Abstract
Despite much progress in training AI systems to imitate human language, building agents that use language to communicate intentionally with humans in interactive environments remains a major challenge. We introduce Cicero, the first AI agent to achieve human-level performance in Diplomacy, a strategy game involving both cooperation and competition that emphasizes natural language negotiation and tactical coordination between seven players. Cicero integrates a language model with planning and reinforcement learning algorithms by inferring players' beliefs and intentions from its conversations and generating dialogue in pursuit of its plans. Across 40 games of an anonymous online Diplomacy league, Cicero achieved more than double the average score of the human players and ranked in the top 10% of participants who played more than one game.

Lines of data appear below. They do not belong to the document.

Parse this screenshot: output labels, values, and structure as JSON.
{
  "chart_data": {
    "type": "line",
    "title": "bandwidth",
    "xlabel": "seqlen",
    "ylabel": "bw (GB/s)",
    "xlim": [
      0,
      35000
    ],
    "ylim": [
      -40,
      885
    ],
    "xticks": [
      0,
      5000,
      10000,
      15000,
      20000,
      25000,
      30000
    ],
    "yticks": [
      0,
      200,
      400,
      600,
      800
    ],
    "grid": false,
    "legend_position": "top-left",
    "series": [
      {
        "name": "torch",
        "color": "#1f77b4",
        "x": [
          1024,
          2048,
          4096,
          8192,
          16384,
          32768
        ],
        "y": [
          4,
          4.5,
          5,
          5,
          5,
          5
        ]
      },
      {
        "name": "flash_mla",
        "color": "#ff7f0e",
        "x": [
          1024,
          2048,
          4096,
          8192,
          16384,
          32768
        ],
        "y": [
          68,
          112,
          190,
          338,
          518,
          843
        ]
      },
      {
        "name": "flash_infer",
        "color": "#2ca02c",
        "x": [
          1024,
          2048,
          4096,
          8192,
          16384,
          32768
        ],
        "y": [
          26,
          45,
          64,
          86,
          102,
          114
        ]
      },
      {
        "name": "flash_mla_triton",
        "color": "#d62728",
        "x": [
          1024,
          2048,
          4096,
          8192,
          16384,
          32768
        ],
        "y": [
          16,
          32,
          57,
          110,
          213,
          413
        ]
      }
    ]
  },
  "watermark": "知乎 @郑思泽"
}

Meta Fundamental AI Research Diplomacy Team (FAIR)†, Anton Bakhtin, Noam Brown, Emily Dinan, Gabriele Farina, Colin Flaherty, Daniel Fried, et al. 2022. “Human-Level Play in the Game of Diplomacy by Combining Language Models with Strategic Reasoning.” Science, November, eade9097. https://doi.org/10.1126/science.ade9097.
Cicero is not particularly unexpected to me, but my expectations here are not driven by the scaling hypothesis. The result achieved here was not achieved by adding more layers to a single AI engine, it was achieved by human designers who assembled several specialised AI engines by hand.
So I do not view this result as one that adds particularly strong evidence to the scaling hypothesis. I could equally well make the case that it adds more evidence to the alternative hypothesis, put forward by people like Gary Marcus, that scaling alone as the sole technique has run out of steam, and that the prevailing ML research paradigm needs to shift to a more hybrid approach of combining models. (The prevailing applied AI paradigm has of course always been that you usually need to combine models.)
Another way to explain my lack of surprise would be to say that Cicero is a just super-human board game playing engine that has been equipped with a voice synthesizer. But I might be downplaying the achievement here.
I have not read any of the authors' or Meta's messaging around this, so I am not sure if they make that point, but the sub-components of Cicero that somewhat competently and 'honestly' explain its currently intended moves seem to have beneficial applications too, if they were combined with an engine which is different from a game engine that absolutely wants to win and that can change it's mind about moves to play later. This is a dual-use technology with both good and bad possible uses.
That being said, I agree that this is yet another regulatory wake-up call, if we would need one. As a group, AI researchers will not conveniently regulate themselves: they will move forward in creating more advanced dual-use technology, while openly acknowledging (see annex A.3 of the paper) that this technology might be used for both good and bad purposes downstream. So it is up to the rest of the world to make sure that these downstream uses are regulated.